The middle way would be if git tracked branches historically.

That would fix a lot of problems imho

I guess that depends on how detailed the commit messages are and how many changes they have, which will be affected both by the specifics of the project and the people in it.

Consider the following:

  [8 files changed] ISSUE-541 added DB migrations and repositories for the new functionality of managing Foos
  [2 files changed] ISSUE-541 refactor the DB migrations to do Bar before creating one of the views because of it breaking otherwise due to Baz
  [11 files changed] ISSUE-541 refactor old services to use the new Foo functionality, because it should be more consistent than using native queries with complex SQL
  [3 files changed] ISSUE-541 fix problems with fetching data in some of the old services, because edge cases were not covered, add unit tests to cover this functionality
  [7 files changed] ISSUE-541 add services for managing Foos, though they will only be used in ISSUE-544, add comments about this
  [20 files changed] optimize the imports in the Foos package and remove unused code (should automate this later)
And then the following:

  [3 files changed] DB migrations
  [1 file changed] refactor
  [4 files changed] refactor
  [1 file changed] fix code, add tests
  [2 files changed] services
  [6 files changed] formatting
In one of the cases, the changes are larger and therefore more meaningful descriptions of what each commit does are probably a good thing - if the refactoring of code would break anything that wouldn't be immediately apparent but would later be detected, being able to click in the commit in the IDE history and see what exactly was changed as a part of it could be pretty useful!

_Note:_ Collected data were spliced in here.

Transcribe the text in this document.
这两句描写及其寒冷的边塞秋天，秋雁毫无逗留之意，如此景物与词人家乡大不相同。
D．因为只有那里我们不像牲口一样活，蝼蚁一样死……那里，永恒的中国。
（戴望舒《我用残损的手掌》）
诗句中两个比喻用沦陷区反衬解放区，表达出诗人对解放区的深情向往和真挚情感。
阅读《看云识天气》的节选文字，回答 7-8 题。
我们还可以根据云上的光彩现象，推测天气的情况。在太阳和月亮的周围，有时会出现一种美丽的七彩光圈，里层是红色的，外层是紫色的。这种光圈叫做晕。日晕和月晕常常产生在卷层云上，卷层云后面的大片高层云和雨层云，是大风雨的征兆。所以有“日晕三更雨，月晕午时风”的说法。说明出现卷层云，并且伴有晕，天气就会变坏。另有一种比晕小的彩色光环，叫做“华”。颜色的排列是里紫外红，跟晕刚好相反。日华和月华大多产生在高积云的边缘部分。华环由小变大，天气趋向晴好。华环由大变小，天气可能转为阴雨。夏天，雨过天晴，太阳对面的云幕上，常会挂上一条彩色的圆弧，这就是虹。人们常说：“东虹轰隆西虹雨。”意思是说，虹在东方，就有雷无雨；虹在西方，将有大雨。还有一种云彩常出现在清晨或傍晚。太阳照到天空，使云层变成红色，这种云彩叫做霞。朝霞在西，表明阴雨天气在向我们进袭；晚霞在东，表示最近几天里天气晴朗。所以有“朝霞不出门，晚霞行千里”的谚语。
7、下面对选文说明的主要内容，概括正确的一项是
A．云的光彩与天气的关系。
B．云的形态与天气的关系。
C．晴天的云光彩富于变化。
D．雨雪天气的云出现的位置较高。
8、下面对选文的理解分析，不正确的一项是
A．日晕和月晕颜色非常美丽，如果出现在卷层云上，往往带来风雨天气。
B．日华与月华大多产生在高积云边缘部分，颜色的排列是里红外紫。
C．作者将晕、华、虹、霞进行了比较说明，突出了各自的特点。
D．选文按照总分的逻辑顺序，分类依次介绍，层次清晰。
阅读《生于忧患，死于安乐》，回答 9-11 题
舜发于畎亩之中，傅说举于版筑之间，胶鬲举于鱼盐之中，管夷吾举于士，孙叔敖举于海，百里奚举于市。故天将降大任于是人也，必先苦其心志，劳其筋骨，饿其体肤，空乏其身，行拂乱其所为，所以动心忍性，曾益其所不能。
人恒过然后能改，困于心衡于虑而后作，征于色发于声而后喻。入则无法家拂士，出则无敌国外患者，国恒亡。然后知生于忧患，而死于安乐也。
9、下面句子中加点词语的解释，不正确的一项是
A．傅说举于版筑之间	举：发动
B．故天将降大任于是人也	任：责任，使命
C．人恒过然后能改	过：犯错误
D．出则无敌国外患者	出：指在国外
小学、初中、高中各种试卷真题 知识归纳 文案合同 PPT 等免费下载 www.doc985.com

Whereas in the other case, there are fewer files changed, so the pattern that i've seen emerge is that most people won't care much about detailed commit messages, because of which it is no longer that useful.

Of course, i've also seen people (the majority of my coworkers, though it depends on the company) not really care about commit messages or even making smaller atomic commits at all, thus a feature branch could look like the following:

  [28 files changed] ISSUE-541
  [11 files changed] refactoring
Then again, the majority of people in my current company also always leave merge request descriptions completely empty and expect you to figure out what the code does by its contents alone in the diff, without providing any context or further considerations. Personally, i'm against this and while i don't want to sour our relationships by nagging about it, personally i always write out a bit of information about what each feature branch accomplishes, as well as even include a few images or GIFs.

That has made my own life much easier when something seemingly breaks 9 months down the line and no one has any idea why, whereas i can just look at the merge request for the offending code and see all of the charts and explanations i need.

Personally, i think that the closer your documentation (of any sort) is to your code, the better the end results.

> In one of the cases, the changes are larger and therefore more meaningful descriptions of what each commit does are probably a good thing - if the refactoring of code would break anything that wouldn't be immediately apparent but would later be detected, being able to click in the commit in the IDE history and see what exactly was changed as a part of it could be pretty useful!

This has happened to me when tracking down bugs a whole bunch of times in our various svn codebases, where commits can't be squashed like in git. Once it even happened in a linting commit when someone accidentally messed up indentation in python.